Quasi-Gorenstein extended Rees algebras associated with filtrations
Naoki Endo
TL;DR
The paper addresses when the quasi-Gorenstein property deforms from the associated graded ring to the extended Rees algebra for Hilbert filtrations over Noetherian local rings. It develops a deformation criterion based on the Cohen–Macaulayness of the Matlis dual of a top local cohomology module and a precise length equality between $H^{d-1}_{\mathfrak m}(R)$ and $H^{d-1}_{\mathfrak M}(G)$, under suitable depth and finiteness hypotheses. The main result shows that, when $G(\mathcal{F})$ is quasi-Gorenstein and $\mathrm{depth}\,\mathcal{R}'(\mathcal{F})\ge d$ with finite $H^{d-1}_{\mathfrak M}(G(\mathcal{F}))$, the extended Rees algebra $\mathcal{R}'(\mathcal{F})$ is quasi-Gorenstein if and only if the stated length equality holds; this yields concrete, filtration-based criteria and special cases in small dimensions.
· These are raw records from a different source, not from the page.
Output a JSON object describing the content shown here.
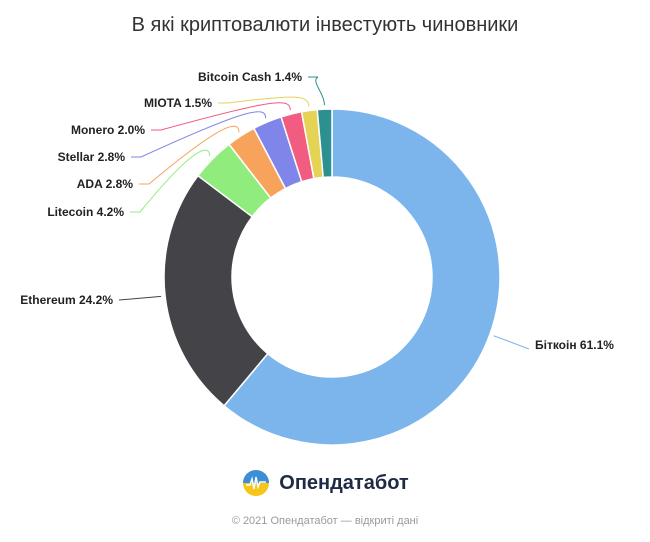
{
  "chart_data": {
    "type": "pie",
    "title": "В які криптовалюти інвестують чиновники",
    "donut": true,
    "categories": [
      "Біткоін",
      "Ethereum",
      "Litecoin",
      "ADA",
      "Stellar",
      "Monero",
      "MIOTA",
      "Bitcoin Cash"
    ],
    "values": [
      61.1,
      24.2,
      4.2,
      2.8,
      2.8,
      2.0,
      1.5,
      1.4
    ],
    "labels": [
      "Біткоін 61.1%",
      "Ethereum 24.2%",
      "Litecoin 4.2%",
      "ADA 2.8%",
      "Stellar 2.8%",
      "Monero 2.0%",
      "MIOTA 1.5%",
      "Bitcoin Cash 1.4%"
    ],
    "colors": [
      "#7cb5ec",
      "#434348",
      "#90ed7d",
      "#f7a35c",
      "#8085e9",
      "#f15c80",
      "#e4d354",
      "#2b908f"
    ]
  },
  "brand": {
    "name": "Опендатабот"
  },
  "footer": {
    "text": "© 2021 Опендатабот — відкриті дані"
  }
}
The work extends prior deformation results by linking canonical modules, local duality, and filtration blow-ups, and provides practical criteria for dimension $3$ and $4$ with FLC, broadening the understanding of quasi-Gorenstein properties in blow-up algebras.
Abstract
This paper investigates the quasi-Gorenstein property of extended Rees algebras associated with the Hilbert filtrations on a Noetherian local ring. We provide necessary and sufficient conditions for the deformation of the quasi-Gorenstein property, characterized by the Cohen-Macaulayness of the Matlis dual of local cohomology modules. As a consequence, we offer a characterization of the quasi-Gorenstein property of extended Rees algebras in terms of conditions on the length of local cohomology.